## Friday, May 24, 2013

### Problem 881: Triangle, three Squares, Centers, Areas

Level: Mathematics Education, High School, Honors Geometry, College.

Click the figure below to see the complete problem 881.

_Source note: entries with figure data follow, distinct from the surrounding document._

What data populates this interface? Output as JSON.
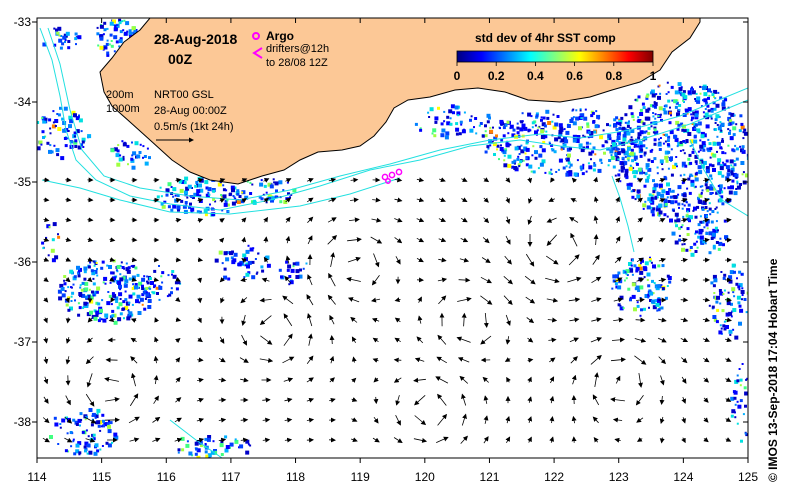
{
  "header": {
    "date": "28-Aug-2018",
    "time": "00Z",
    "argo_label": "Argo",
    "drifters_label": "drifters@12h",
    "drifters_range": "to 28/08 12Z",
    "product_line": "NRT00 GSL",
    "product_date": "28-Aug 00:00Z",
    "scale_label": "0.5m/s (1kt 24h)",
    "isobath_200": "200m",
    "isobath_1000": "1000m"
  },
  "colorbar": {
    "title": "std dev of 4hr SST comp",
    "ticks": [
      "0",
      "0.2",
      "0.4",
      "0.6",
      "0.8",
      "1"
    ],
    "stops": [
      "#00007f",
      "#0000ff",
      "#0080ff",
      "#00ffff",
      "#80ff80",
      "#ffff00",
      "#ff8000",
      "#ff0000",
      "#7f0000"
    ]
  },
  "axes": {
    "x_ticks": [
      "114",
      "115",
      "116",
      "117",
      "118",
      "119",
      "120",
      "121",
      "122",
      "123",
      "124",
      "125"
    ],
    "y_ticks": [
      "-33",
      "-34",
      "-35",
      "-36",
      "-37",
      "-38"
    ]
  },
  "credit": "© IMOS 13-Sep-2018 17:04 Hobart Time",
  "colors": {
    "land": "#fcc896",
    "isobath": "#22e0e0",
    "argo": "#ff00ff"
  }
}
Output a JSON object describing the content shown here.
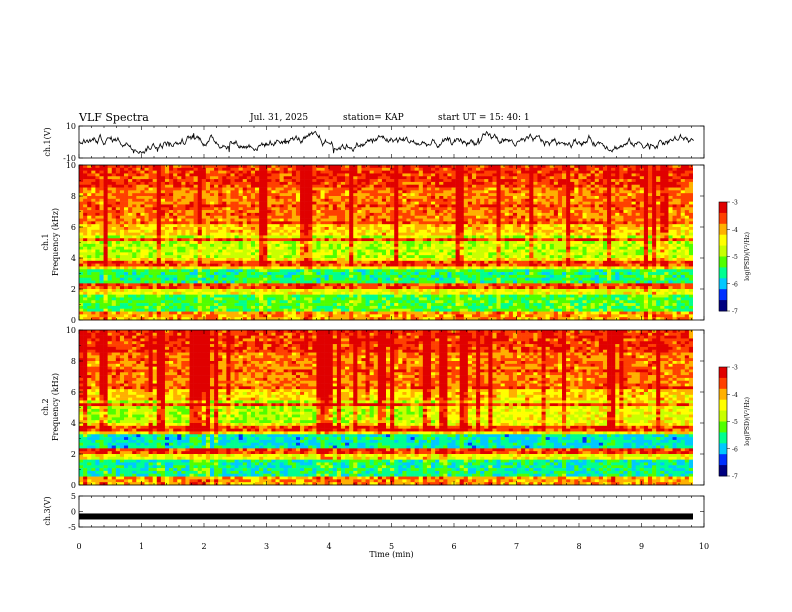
{
  "header": {
    "title": "VLF Spectra",
    "date": "Jul. 31, 2025",
    "station": "station= KAP",
    "start": "start  UT =   15: 40: 1"
  },
  "chart_data": [
    {
      "type": "line",
      "name": "ch1-waveform",
      "ylabel": "ch.1(V)",
      "ylim": [
        -10,
        10
      ],
      "yticks": [
        "10",
        "-10"
      ],
      "xlim": [
        0,
        10
      ]
    },
    {
      "type": "heatmap",
      "name": "ch1-spectrogram",
      "ylabel": "ch.1\nFrequency (kHz)",
      "ylabel_line1": "ch.1",
      "ylabel_line2": "Frequency (kHz)",
      "ylim": [
        0,
        10
      ],
      "yticks": [
        "0",
        "2",
        "4",
        "6",
        "8",
        "10"
      ],
      "xlim": [
        0,
        9.85
      ],
      "colorbar": {
        "label": "log(PSD)(V²/Hz)",
        "range": [
          -7,
          -3
        ],
        "ticks": [
          "-3",
          "-4",
          "-5",
          "-6",
          "-7"
        ]
      }
    },
    {
      "type": "heatmap",
      "name": "ch2-spectrogram",
      "ylabel_line1": "ch.2",
      "ylabel_line2": "Frequency (kHz)",
      "ylim": [
        0,
        10
      ],
      "yticks": [
        "0",
        "2",
        "4",
        "6",
        "8",
        "10"
      ],
      "xlim": [
        0,
        9.85
      ],
      "colorbar": {
        "label": "log(PSD)(V²/Hz)",
        "range": [
          -7,
          -3
        ],
        "ticks": [
          "-3",
          "-4",
          "-5",
          "-6",
          "-7"
        ]
      }
    },
    {
      "type": "line",
      "name": "ch3-waveform",
      "ylabel": "ch.3(V)",
      "ylim": [
        -5,
        5
      ],
      "yticks": [
        "5",
        "0",
        "-5"
      ],
      "xlim": [
        0,
        10
      ],
      "level": -1.6
    }
  ],
  "xaxis": {
    "label": "Time (min)",
    "ticks": [
      "0",
      "1",
      "2",
      "3",
      "4",
      "5",
      "6",
      "7",
      "8",
      "9",
      "10"
    ]
  },
  "colors": {
    "palette": [
      "#000080",
      "#0030ff",
      "#00c8ff",
      "#00ff90",
      "#50ff00",
      "#c8ff00",
      "#ffff00",
      "#ffb000",
      "#ff4000",
      "#e00000"
    ]
  }
}
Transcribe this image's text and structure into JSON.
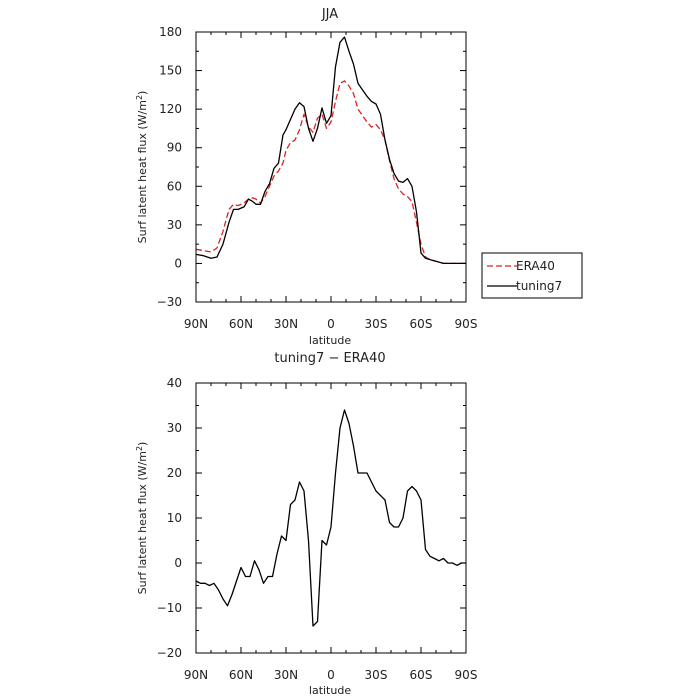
{
  "chart_data": [
    {
      "type": "line",
      "title": "JJA",
      "xlabel": "latitude",
      "ylabel": "Surf latent heat flux (W/m²)",
      "ylabel_main": "Surf latent heat flux (W/m",
      "ylabel_sup": "2",
      "ylabel_close": ")",
      "xlim": [
        90,
        -90
      ],
      "ylim": [
        -30,
        180
      ],
      "xticks": [
        90,
        60,
        30,
        0,
        -30,
        -60,
        -90
      ],
      "xtick_labels": [
        "90N",
        "60N",
        "30N",
        "0",
        "30S",
        "60S",
        "90S"
      ],
      "yticks": [
        -30,
        0,
        30,
        60,
        90,
        120,
        150,
        180
      ],
      "ytick_labels": [
        "−30",
        "0",
        "30",
        "60",
        "90",
        "120",
        "150",
        "180"
      ],
      "grid": false,
      "legend": "right",
      "series": [
        {
          "name": "ERA40",
          "color": "#dd2222",
          "dash": "dashed",
          "x": [
            90,
            85,
            80,
            76,
            72,
            68,
            65,
            62,
            58,
            55,
            52,
            50,
            47,
            44,
            41,
            38,
            35,
            32,
            30,
            27,
            24,
            21,
            18,
            15,
            12,
            9,
            6,
            3,
            0,
            -3,
            -6,
            -9,
            -12,
            -15,
            -18,
            -21,
            -24,
            -27,
            -30,
            -33,
            -36,
            -39,
            -42,
            -45,
            -48,
            -51,
            -54,
            -57,
            -60,
            -63,
            -66,
            -69,
            -72,
            -75,
            -78,
            -81,
            -84,
            -87,
            -90
          ],
          "values": [
            11,
            10,
            9,
            12,
            25,
            42,
            46,
            45,
            47,
            50,
            51,
            50,
            47,
            52,
            60,
            68,
            72,
            78,
            88,
            94,
            96,
            104,
            116,
            106,
            102,
            113,
            116,
            105,
            110,
            126,
            140,
            142,
            138,
            132,
            120,
            115,
            110,
            106,
            108,
            104,
            96,
            80,
            66,
            58,
            54,
            52,
            48,
            32,
            15,
            5,
            3,
            2,
            1,
            0,
            0,
            0,
            0,
            0,
            0
          ]
        },
        {
          "name": "tuning7",
          "color": "#000000",
          "dash": "solid",
          "x": [
            90,
            85,
            80,
            76,
            72,
            68,
            65,
            62,
            58,
            55,
            52,
            50,
            47,
            44,
            41,
            38,
            35,
            32,
            30,
            27,
            24,
            21,
            18,
            15,
            12,
            9,
            6,
            3,
            0,
            -3,
            -6,
            -9,
            -12,
            -15,
            -18,
            -21,
            -24,
            -27,
            -30,
            -33,
            -36,
            -39,
            -42,
            -45,
            -48,
            -51,
            -54,
            -57,
            -60,
            -63,
            -66,
            -69,
            -72,
            -75,
            -78,
            -81,
            -84,
            -87,
            -90
          ],
          "values": [
            7,
            6,
            4,
            5,
            15,
            32,
            42,
            42,
            44,
            50,
            48,
            46,
            46,
            56,
            62,
            74,
            78,
            100,
            104,
            112,
            120,
            125,
            122,
            105,
            95,
            105,
            121,
            109,
            115,
            153,
            172,
            176,
            165,
            155,
            140,
            135,
            130,
            126,
            124,
            116,
            96,
            81,
            70,
            64,
            63,
            66,
            60,
            40,
            8,
            4,
            3,
            2,
            1,
            0,
            0,
            0,
            0,
            0,
            0
          ]
        }
      ]
    },
    {
      "type": "line",
      "title": "tuning7 − ERA40",
      "xlabel": "latitude",
      "ylabel": "Surf latent heat flux (W/m²)",
      "ylabel_main": "Surf latent heat flux (W/m",
      "ylabel_sup": "2",
      "ylabel_close": ")",
      "xlim": [
        90,
        -90
      ],
      "ylim": [
        -20,
        40
      ],
      "xticks": [
        90,
        60,
        30,
        0,
        -30,
        -60,
        -90
      ],
      "xtick_labels": [
        "90N",
        "60N",
        "30N",
        "0",
        "30S",
        "60S",
        "90S"
      ],
      "yticks": [
        -20,
        -10,
        0,
        10,
        20,
        30,
        40
      ],
      "ytick_labels": [
        "−20",
        "−10",
        "0",
        "10",
        "20",
        "30",
        "40"
      ],
      "grid": false,
      "series": [
        {
          "color": "#000000",
          "dash": "solid",
          "x": [
            90,
            87,
            84,
            81,
            78,
            75,
            72,
            69,
            66,
            63,
            60,
            57,
            54,
            51,
            48,
            45,
            42,
            39,
            36,
            33,
            30,
            27,
            24,
            21,
            18,
            15,
            12,
            9,
            6,
            3,
            0,
            -3,
            -6,
            -9,
            -12,
            -15,
            -18,
            -21,
            -24,
            -27,
            -30,
            -33,
            -36,
            -39,
            -42,
            -45,
            -48,
            -51,
            -54,
            -57,
            -60,
            -63,
            -66,
            -69,
            -72,
            -75,
            -78,
            -81,
            -84,
            -87,
            -90
          ],
          "values": [
            -4,
            -4.5,
            -4.5,
            -5,
            -4.5,
            -6,
            -8,
            -9.5,
            -7,
            -4,
            -1,
            -3,
            -3,
            0.5,
            -1.5,
            -4.5,
            -3,
            -3,
            2,
            6,
            5,
            13,
            14,
            18,
            16,
            5,
            -14,
            -13,
            5,
            4,
            8,
            20,
            30,
            34,
            31,
            26,
            20,
            20,
            20,
            18,
            16,
            15,
            14,
            9,
            8,
            8,
            10,
            16,
            17,
            16,
            14,
            3,
            1.5,
            1,
            0.5,
            1,
            0,
            0,
            -0.5,
            0,
            0
          ]
        }
      ]
    }
  ]
}
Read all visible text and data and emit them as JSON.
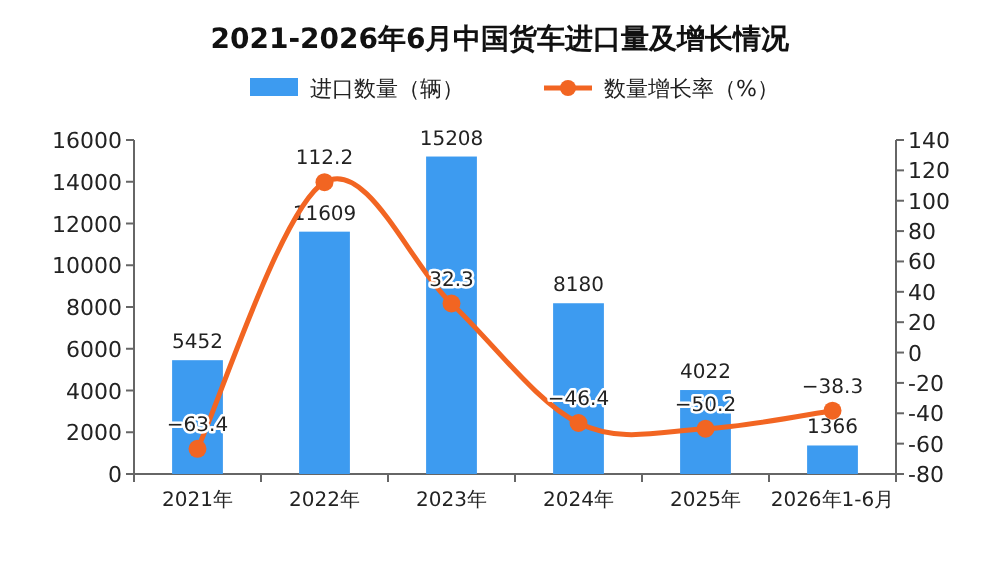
{
  "chart_data": {
    "type": "bar",
    "title": "2021-2026年6月中国货车进口量及增长情况",
    "categories": [
      "2021年",
      "2022年",
      "2023年",
      "2024年",
      "2025年",
      "2026年1-6月"
    ],
    "series": [
      {
        "name": "进口数量（辆）",
        "color": "#3d9bf0",
        "values": [
          5452,
          11609,
          15208,
          8180,
          4022,
          1366
        ]
      },
      {
        "name": "数量增长率（%）",
        "type": "line",
        "axis": "y2",
        "color": "#f26522",
        "marker": "circle",
        "values": [
          -63.4,
          112.2,
          32.3,
          -46.4,
          -50.2,
          -38.3
        ]
      }
    ],
    "ylim": [
      0,
      16000
    ],
    "yticks": [
      0,
      2000,
      4000,
      6000,
      8000,
      10000,
      12000,
      14000,
      16000
    ],
    "y2lim": [
      -80,
      140
    ],
    "y2ticks": [
      -80,
      -60,
      -40,
      -20,
      0,
      20,
      40,
      60,
      80,
      100,
      120,
      140
    ],
    "data_labels": true,
    "legend": "top",
    "grid": false
  }
}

1. BM=4 , BN= SQRT(23), MN=SQRT(67)
In triangle MBN we have MN^2=MB^2+NB^2- 2.MB.NB.cos(B+90)
But cos(B+90)=- sin(B)
So sin(B)=(MN^2-MB^2-NB^2)/2.MB.NB
=(67-16-23)/(2 * 4 .*SQRT(23)= 7/(2 . SQRT(23))
Area (ABC)=1/2 . AB* BC* Sin(B) = 14
BM=4 , BN= SQRT(23), MN=SQRT(67)
In triangle MBN we have MN^2=MB^2+NB^2- 2.MB.NB.cos(B+90)
But cos(B+90)=- sin(B)
So sin(B)=(MN^2-MB^2-NB^2)/2.MB.NB
=(67-16-23)/(2 * 4 .*SQRT(23)= 7/(2 . SQRT(23))
Area (ABC)=1/2 . AB* BC* Sin(B) = 14

2. Join BM, BN.

BM^2 = BD^2 / 2 = 16
BN^2 = BF^2 / 2 = 23
MN^2 = 67

MN^2 = BM^2 + BN^2 − 2×BM×BN×cos(∠B+90°)
67 = 16 + 23 + 2×BM×BN×sin∠B
BM×BN×sin∠B = 14

S(ABC) = 1/2×BA×BC×sin∠B
= 1/2×(√2×BM)×(√2×BN)×sin∠B
= BM×BN×sin∠B
= 14

3. BD=AB=sqrt(32), BF=BC=sqrt(46), MN=sqrt(67)
BM=sqrt(16)=4, BN=sqrt(23)
By cosine law,
MN^2 = BM^2 + BN^2 - 2*BM*BN*cosMBN
MN^2 = BM^2 + BN^2 - 2*BM*BN*cos(90+ABC)
MN^2 = BM^2 + BN^2 + 2*BM*BN*sinABC
MN^2 = BM^2 + BN^2 + 2*1/sqrt2*1/sqrt2*(AB*BC*sinABC)
67 - 16 - 23 = AB*BC*sinABC
28 = AB*BC*sinABC
14 = Area

4. Problem 881: solution by Michael Tsourakakis from Greece at
www.gogeometry.com/school-college/p881-geometry-mixalis-greece.pdf

Thanks,
Mixalis

5. Prove that the center of the square MNPQ coincides with the midpoint of AC.

1. this is very easy.
Because MSP, is, diagonal of the square MNPQ ,and angle MSN=90 ,angle SMN=angle MNS = 45 ,angle MNP=90 ,then, angle SNP=45 ,so, angle NPS =45 .Therefore SP=SN=SM so,,S midpoint of the MP

6. What is S?. Kindly clarify.
If you mean S is the point where diagonals of the square MNPQ meet, it is trivial to see that SP = SN = SM.
If you mean S is the point where a diagonal, say MP, meets AC, you need to prove that S is the midpoint of the side AC of the triangle ABC.